The next year Ebenezer enlisted as a Private in the 3rd United States Infantry. He continued in the Army with some success to 1862, by which time he was First Sergeant of Company A, First Battalion, 12th United States Infantry. He was appointed 2nd Lieutenant of his Company in June 1862.

Lieutenant Allen commanded Company A in action at Antietam on 17 September 1862 and was with them at Fredericksburg in December, was promoted to First Lieutenant in January 1863, and was at Chancellorsville in May. He was afterward ill, and died of small pox in December 1863 after 13 years as a professional soldier.

Dagger and sheath (c. 1860)

19 December 2022

At the New York Historical Society.

handwritten in ink: on tag attached to object: Dagger picked / up on battlefield / during Battle of / Antietam / by Col. May H. / Stacey

Then-Lieutenant May Humphrey Stacey was Adjutant of the First Battalion, 2nd United States Infantry at Antietam.

George Crook (c. 1865)

16 December 2022

I’ve just been updating the previously skeletal Antietam on the Web profile for Colonel George Crook (USMA 1852) who commanded a brigade in the Kanawha Division of the US Ninth Army Corps at Antietam on 17 September 1862. In addition to new text I needed a better picture of him than this muddy etching:

I was pleased to find a wartime photo of him I’d not seen before; it was donated to the Library of Congress by Tom Liljenquist in 2021.

If you’re like me, you may be a little surprised by this relatively young face – expecting instead to see this one (also from the Library of Congress):

Keep in mind Crook had just turned 34 years old in September 1862 and the third picture, one most often associated with him in print and online, was taken 15 or more years later in the 1870s when he was in his late 40s/early 50s. Crook is far more famous for his post-war Indian fighting career, so it makes sense that that’s the face we usually see.

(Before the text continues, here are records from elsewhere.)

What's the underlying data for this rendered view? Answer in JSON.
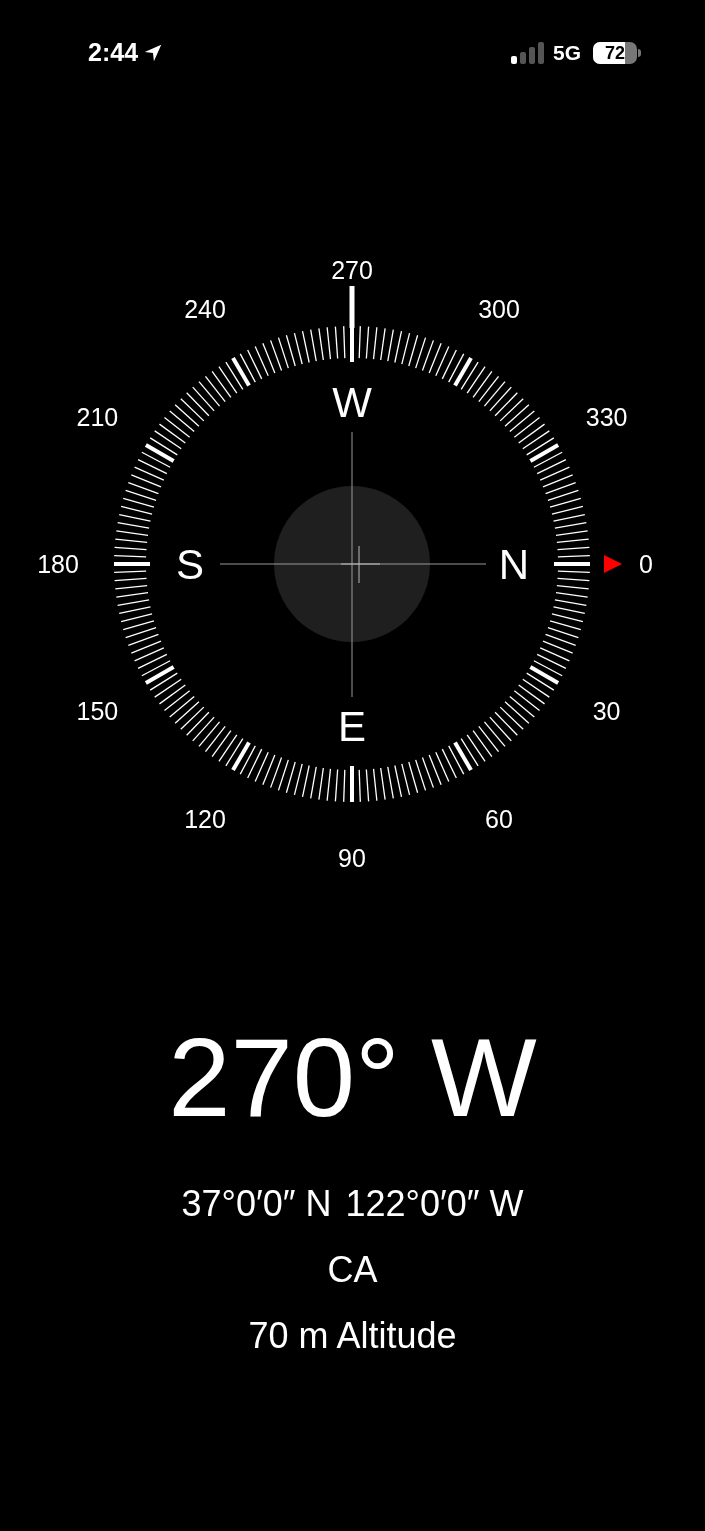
{
  "status_bar": {
    "time": "2:44",
    "network": "5G",
    "battery": "72"
  },
  "dial": {
    "degree_labels": [
      "0",
      "30",
      "60",
      "90",
      "120",
      "150",
      "180",
      "210",
      "240",
      "270",
      "300",
      "330"
    ],
    "cardinals": [
      "N",
      "E",
      "S",
      "W"
    ]
  },
  "heading": "270° W",
  "coordinates": [
    "37°0′0″ N",
    "122°0′0″ W"
  ],
  "place": "CA",
  "altitude": "70 m Altitude"
}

I came back to Colonel Crook yesterday after finding a photograph of Captain Samuel L Christie, the staff officer of the Kanawha Division at Antietam who delivered orders to Crook for his brigade to assault the lower bridge over the Antietam Creek that morning. Crook’s later description of that meeting captures something of his personality and the sometimes absurd nature of war:

About ten a.m. Capt. Christ [sic] on Gen. Cox’s staff came to see me, and said, ‘The General wishes you to take the bridge.’ I asked him what bridge. He said he didn’t know. I asked him where the stream was, but he didn’t know. I made some remarks not complimentary to such a way of doing business, but he went off, not caring a cent.

Thanks to Kevin Pawlak for that quote [Emerging Civil War post], which he found in Martin F. Schmitt’s General George Crook: His Autobiography (1946).

To finish the Burnside Bridge story, Colonel Crook wrote in his after-action report of 20 September

I received orders from the general commanding corps to cross the bridge over Antietam Creek after General Sturgis had taken the bridge; but upon my arrival in the vicinity of the bridge I found that General Sturgis’ command had not arrived; so I sent the Eleventh Regiment ahead as skirmishers in the direction of the bridge, and conducted the Twenty-eighth Regiment above the bridge to reconnoiter the enemy’s position, leaving the Thirty-sixth Regiment as reserve. After a labor of two hours, I succeeded in establishing two pieces of Simmonds’ battery in a position to command the bridge and getting five companies of the Twenty-eighth across the stream. I then intended taking the bridge with the Thirty-sixth Regiment, but soon after my battery opened on the bridge General Sturgis’ command crossed the bridge.